İktisadi İdari ve Sosyal Bilimler Fakültesi - iisbf@gelisim.edu.tr

Ekonomi ve Finans (İngilizce)








 Sera gazları, küresel ısınma ve iklim değişikliği üçgeninde tarım


NASA, sitesinde yayımlanan 01.09.2021 tarihli makalesinde atmosferde biriken sera gazları, küresel ısınma ve iklim değişikliğinin tarım üzerindeki etkisini ele alıyor.


Karbondioksit, fosil yakıtların yanması sonucu ortaya çıkan ve küresel ısınmanın baş aktörü olan sera gazıdır. Atmosferde yüzlerce yıl kalıcı olabilir. Bu gazı atmosferden uzaklaştırma görevi ise bitkiler tarafından üstlenilmektedir. Bitkiler fotosentez yoluyla karbondioksiti atmosferden uzaklaştırsalar da, salınan karbondioksit miktarı göz önüne alındığında bu çaba yetersiz kalmaktadır. Durum bu iken atmosferde biriken karbondioksitin tarım ürünleri ve tarımsal faaliyetlere etkisi nedir, ne olacaktır?

Yürütülen çalışmalarda atmosferde birikmiş olan yüksek seviyede karbondioksitin, alınan fayda ürünün tipine bağlı olmak kaydıyla, tarımsal ürünler üzerinde gübre etkisi gösterdiği ve mahsul verimine olumlu etki ettiği saptanmıştır. Örneğin buğday, arpa ya da pirinç gibi ürünlerin karbondioksit seviyesinin yüksekliğinden olumlu etkilenirken mısır, adı geçen ürünler kadar olumlu etkilenmemektedir. Havada daha çok karbondioksit bulunduğu takdirde ürün, gelişim sürecinde daha az su kaybetmekte ve bu durum bitkinin yetişme sürecine olumlu yansımaktadır.  Ancak artan ürün verimliliğinin yanında ürünlerin besin değerleri havadaki karbondioksit miktarından olumsuz etkilenmektedir. Bunun manası şudur ki, artan ürün miktarına karşın bitkinin içinde yer alan protein, karbonhidrat ve diğer besleyici elementler azalmaktadır.

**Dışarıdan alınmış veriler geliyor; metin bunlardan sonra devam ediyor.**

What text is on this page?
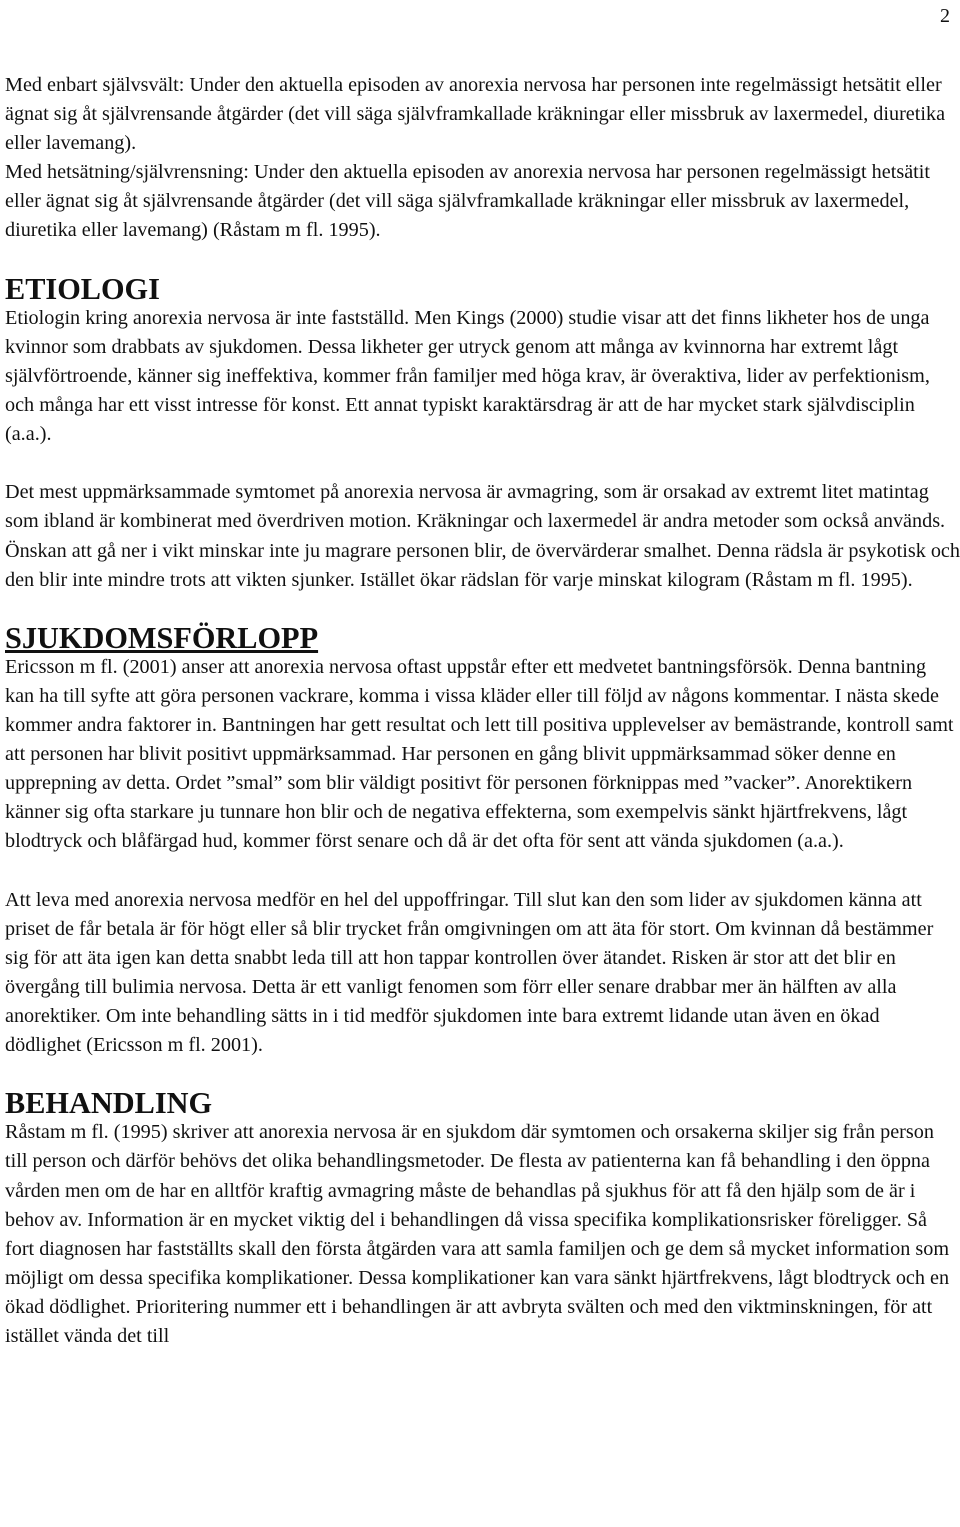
2

Med enbart självsvält: Under den aktuella episoden av anorexia nervosa har personen inte regelmässigt hetsätit eller ägnat sig åt självrensande åtgärder (det vill säga självframkallade kräkningar eller missbruk av laxermedel, diuretika eller lavemang).

Med hetsätning/självrensning: Under den aktuella episoden av anorexia nervosa har personen regelmässigt hetsätit eller ägnat sig åt självrensande åtgärder (det vill säga självframkallade kräkningar eller missbruk av laxermedel, diuretika eller lavemang) (Råstam m fl. 1995).

ETIOLOGI

Etiologin kring anorexia nervosa är inte fastställd. Men Kings (2000) studie visar att det finns likheter hos de unga kvinnor som drabbats av sjukdomen. Dessa likheter ger utryck genom att många av kvinnorna har extremt lågt självförtroende, känner sig ineffektiva, kommer från familjer med höga krav, är överaktiva, lider av perfektionism, och många har ett visst intresse för konst. Ett annat typiskt karaktärsdrag är att de har mycket stark självdisciplin (a.a.).

Det mest uppmärksammade symtomet på anorexia nervosa är avmagring, som är orsakad av extremt litet matintag som ibland är kombinerat med överdriven motion. Kräkningar och laxermedel är andra metoder som också används. Önskan att gå ner i vikt minskar inte ju magrare personen blir, de övervärderar smalhet. Denna rädsla är psykotisk och den blir inte mindre trots att vikten sjunker. Istället ökar rädslan för varje minskat kilogram (Råstam m fl. 1995).

SJUKDOMSFÖRLOPP

Ericsson m fl. (2001) anser att anorexia nervosa oftast uppstår efter ett medvetet bantningsförsök. Denna bantning kan ha till syfte att göra personen vackrare, komma i vissa kläder eller till följd av någons kommentar. I nästa skede kommer andra faktorer in. Bantningen har gett resultat och lett till positiva upplevelser av bemästrande, kontroll samt att personen har blivit positivt uppmärksammad. Har personen en gång blivit uppmärksammad söker denne en upprepning av detta. Ordet ”smal” som blir väldigt positivt för personen förknippas med ”vacker”. Anorektikern känner sig ofta starkare ju tunnare hon blir och de negativa effekterna, som exempelvis sänkt hjärtfrekvens, lågt blodtryck och blåfärgad hud, kommer först senare och då är det ofta för sent att vända sjukdomen (a.a.).

Att leva med anorexia nervosa medför en hel del uppoffringar. Till slut kan den som lider av sjukdomen känna att priset de får betala är för högt eller så blir trycket från omgivningen om att äta för stort. Om kvinnan då bestämmer sig för att äta igen kan detta snabbt leda till att hon tappar kontrollen över ätandet. Risken är stor att det blir en övergång till bulimia nervosa. Detta är ett vanligt fenomen som förr eller senare drabbar mer än hälften av alla anorektiker. Om inte behandling sätts in i tid medför sjukdomen inte bara extremt lidande utan även en ökad dödlighet (Ericsson m fl. 2001).

BEHANDLING

Råstam m fl. (1995) skriver att anorexia nervosa är en sjukdom där symtomen och orsakerna skiljer sig från person till person och därför behövs det olika behandlingsmetoder. De flesta av patienterna kan få behandling i den öppna vården men om de har en alltför kraftig avmagring måste de behandlas på sjukhus för att få den hjälp som de är i behov av. Information är en mycket viktig del i behandlingen då vissa specifika komplikationsrisker föreligger. Så fort diagnosen har fastställts skall den första åtgärden vara att samla familjen och ge dem så mycket information som möjligt om dessa specifika komplikationer. Dessa komplikationer kan vara sänkt hjärtfrekvens, lågt blodtryck och en ökad dödlighet. Prioritering nummer ett i behandlingen är att avbryta svälten och med den viktminskningen, för att istället vända det till
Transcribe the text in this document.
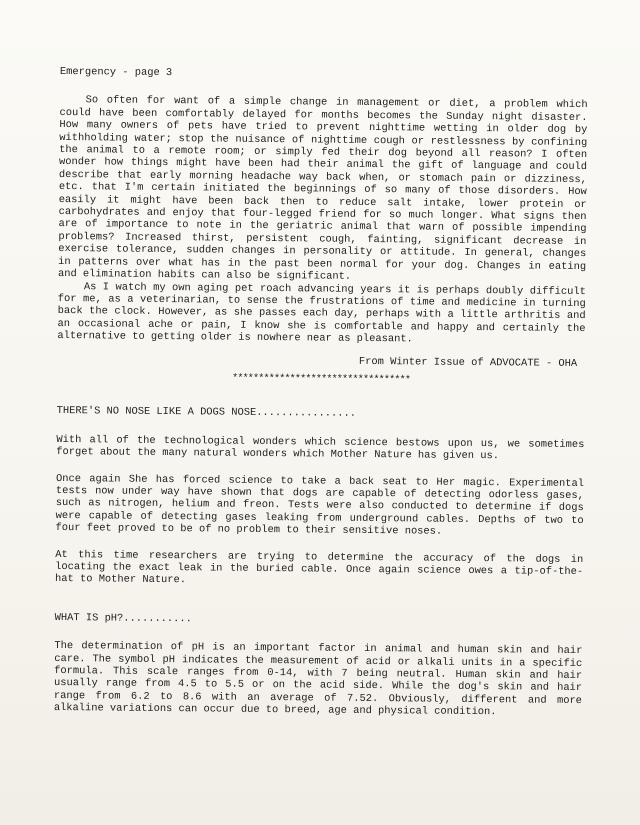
Emergency - page 3

So often for want of a simple change in management or diet, a problem which could have been comfortably delayed for months becomes the Sunday night disaster. How many owners of pets have tried to prevent nighttime wetting in older dog by withholding water; stop the nuisance of nighttime cough or restlessness by confining the animal to a remote room; or simply fed their dog beyond all reason? I often wonder how things might have been had their animal the gift of language and could describe that early morning headache way back when, or stomach pain or dizziness, etc. that I'm certain initiated the beginnings of so many of those disorders. How easily it might have been back then to reduce salt intake, lower protein or carbohydrates and enjoy that four-legged friend for so much longer. What signs then are of importance to note in the geriatric animal that warn of possible impending problems? Increased thirst, persistent cough, fainting, significant decrease in exercise tolerance, sudden changes in personality or attitude. In general, changes in patterns over what has in the past been normal for your dog. Changes in eating and elimination habits can also be significant.

As I watch my own aging pet roach advancing years it is perhaps doubly difficult for me, as a veterinarian, to sense the frustrations of time and medicine in turning back the clock. However, as she passes each day, perhaps with a little arthritis and an occasional ache or pain, I know she is comfortable and happy and certainly the alternative to getting older is nowhere near as pleasant.

From Winter Issue of ADVOCATE - OHA
**********************************
THERE'S NO NOSE LIKE A DOGS NOSE................

With all of the technological wonders which science bestows upon us, we sometimes forget about the many natural wonders which Mother Nature has given us.

Once again She has forced science to take a back seat to Her magic. Experimental tests now under way have shown that dogs are capable of detecting odorless gases, such as nitrogen, helium and freon. Tests were also conducted to determine if dogs were capable of detecting gases leaking from underground cables. Depths of two to four feet proved to be of no problem to their sensitive noses.

At this time researchers are trying to determine the accuracy of the dogs in locating the exact leak in the buried cable. Once again science owes a tip-of-the-hat to Mother Nature.

WHAT IS pH?...........

The determination of pH is an important factor in animal and human skin and hair care. The symbol pH indicates the measurement of acid or alkali units in a specific formula. This scale ranges from 0-14, with 7 being neutral. Human skin and hair usually range from 4.5 to 5.5 or on the acid side. While the dog's skin and hair range from 6.2 to 8.6 with an average of 7.52. Obviously, different and more alkaline variations can occur due to breed, age and physical condition.
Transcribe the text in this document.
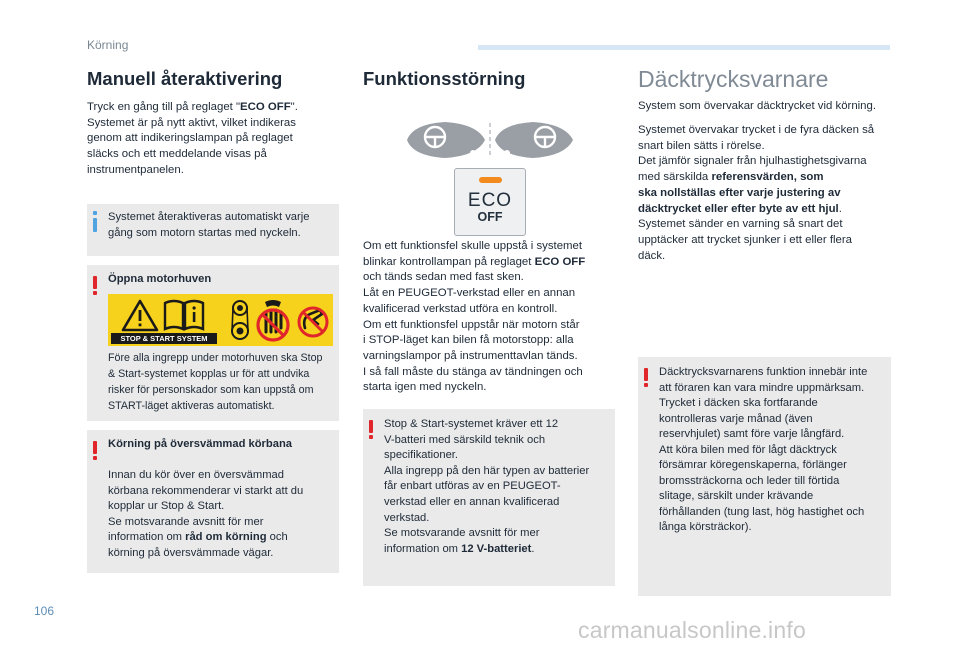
Körning
Manuell återaktivering
Tryck en gång till på reglaget "ECO OFF".
Systemet är på nytt aktivt, vilket indikeras
genom att indikeringslampan på reglaget
släcks och ett meddelande visas på
instrumentpanelen.
Systemet återaktiveras automatiskt varje
gång som motorn startas med nyckeln.
Öppna motorhuven
STOP & START SYSTEM
Före alla ingrepp under motorhuven ska Stop
& Start-systemet kopplas ur för att undvika
risker för personskador som kan uppstå om
START-läget aktiveras automatiskt.
Körning på översvämmad körbana
Innan du kör över en översvämmad
körbana rekommenderar vi starkt att du
kopplar ur Stop & Start.
Se motsvarande avsnitt för mer
information om råd om körning och
körning på översvämmade vägar.
Funktionsstörning
ECO
OFF
Om ett funktionsfel skulle uppstå i systemet
blinkar kontrollampan på reglaget ECO OFF
och tänds sedan med fast sken.
Låt en PEUGEOT-verkstad eller en annan
kvalificerad verkstad utföra en kontroll.
Om ett funktionsfel uppstår när motorn står
i STOP-läget kan bilen få motorstopp: alla
varningslampor på instrumenttavlan tänds.
I så fall måste du stänga av tändningen och
starta igen med nyckeln.
Stop & Start-systemet kräver ett 12
V-batteri med särskild teknik och
specifikationer.
Alla ingrepp på den här typen av batterier
får enbart utföras av en PEUGEOT-
verkstad eller en annan kvalificerad
verkstad.
Se motsvarande avsnitt för mer
information om 12 V-batteriet.
Däcktrycksvarnare
System som övervakar däcktrycket vid körning.
Systemet övervakar trycket i de fyra däcken så
snart bilen sätts i rörelse.
Det jämför signaler från hjulhastighetsgivarna
med särskilda referensvärden, som
ska nollställas efter varje justering av
däcktrycket eller efter byte av ett hjul.
Systemet sänder en varning så snart det
upptäcker att trycket sjunker i ett eller flera
däck.
Däcktrycksvarnarens funktion innebär inte
att föraren kan vara mindre uppmärksam.
Trycket i däcken ska fortfarande
kontrolleras varje månad (även
reservhjulet) samt före varje långfärd.
Att köra bilen med för lågt däcktryck
försämrar köregenskaperna, förlänger
bromssträckorna och leder till förtida
slitage, särskilt under krävande
förhållanden (tung last, hög hastighet och
långa körsträckor).
106
carmanualsonline.info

Havada biriken fazla karbondioksitin aynı zamanda sıcaklık artışını da beraberinde getirdiği unutulmamalıdır. Sıcaklık artışının bitkiler üzerindeki en görülebilir etkisi su kaybına bağlı solmadır. Sıcaklık aynı zamanda bitkilerin yaşam süresi üzerinde de etkiler göstermektedir. Günlük sıcaklıklardaki artışların bitkilerin yaşam döngülerini kısalttığı, bitkinin kendini inşası sırasında daha az zaman harcamasına neden olduğu ve sonuç olarak daha az tanecik vererek verim düşüşüne yol açtığı uzmanlarca belirtilmektedir.

Tarımda sulama ve içme suyu için kullanılan su kaynaklarında iklim değişikliğinin etkileri görülmeye başlanmıştır. Tarımsal sulama ve içme suyu ihtiyacının birincil kaynağı olan kar yığınlarının erimeye başladığı, yer altı sularının ise iklim değişikliğine olan duyarlılık ve kullanımdan kaynaklı sebepler ile azaldığı yazıda yer almaktadır. Bunlarla birlikte daha sıcak bölgeler ve daha sıcak bir gelecekte, topraktaki su buharlaşmaya daha yatkın hale gelecek ve bitkilerin topraktan ulaşabileceği su miktarı kısıtlanacaktır. Bazı bölgelerin ekstra yağıştan yararlanması beklenirken, bazı bölgelerin aşırı yağmurlardan zarar göreceği ve daha da fazla bölgenin kuraklıkla karşı karşıya kalacağı ise ayrıca belirtilmektedir.

Uzmanlar üç tip adaptasyon stratejisinden bahsetmektedir. Bunlardan ilki ne zaman ekim yapılacağı ve ekim nöbetleri gibi kararların her sene belirlenmesidir. Bir diğeri yeni tarım ekipmanları ya da yağmur alan bölgelerde daha gelişkin sulama sistemleri ve altyapıları gibi uzun vadeli yatırımlar yapılması ve sonuncusu ise yeni mahsul çeşitlerinin yetiştirilmesi ve kitlelerin beslenme alışkanlıklarında geniş ölçekli değişimlere cevap verilebilmesi gibi dönüştürücü eylemlerden oluşmaktadır.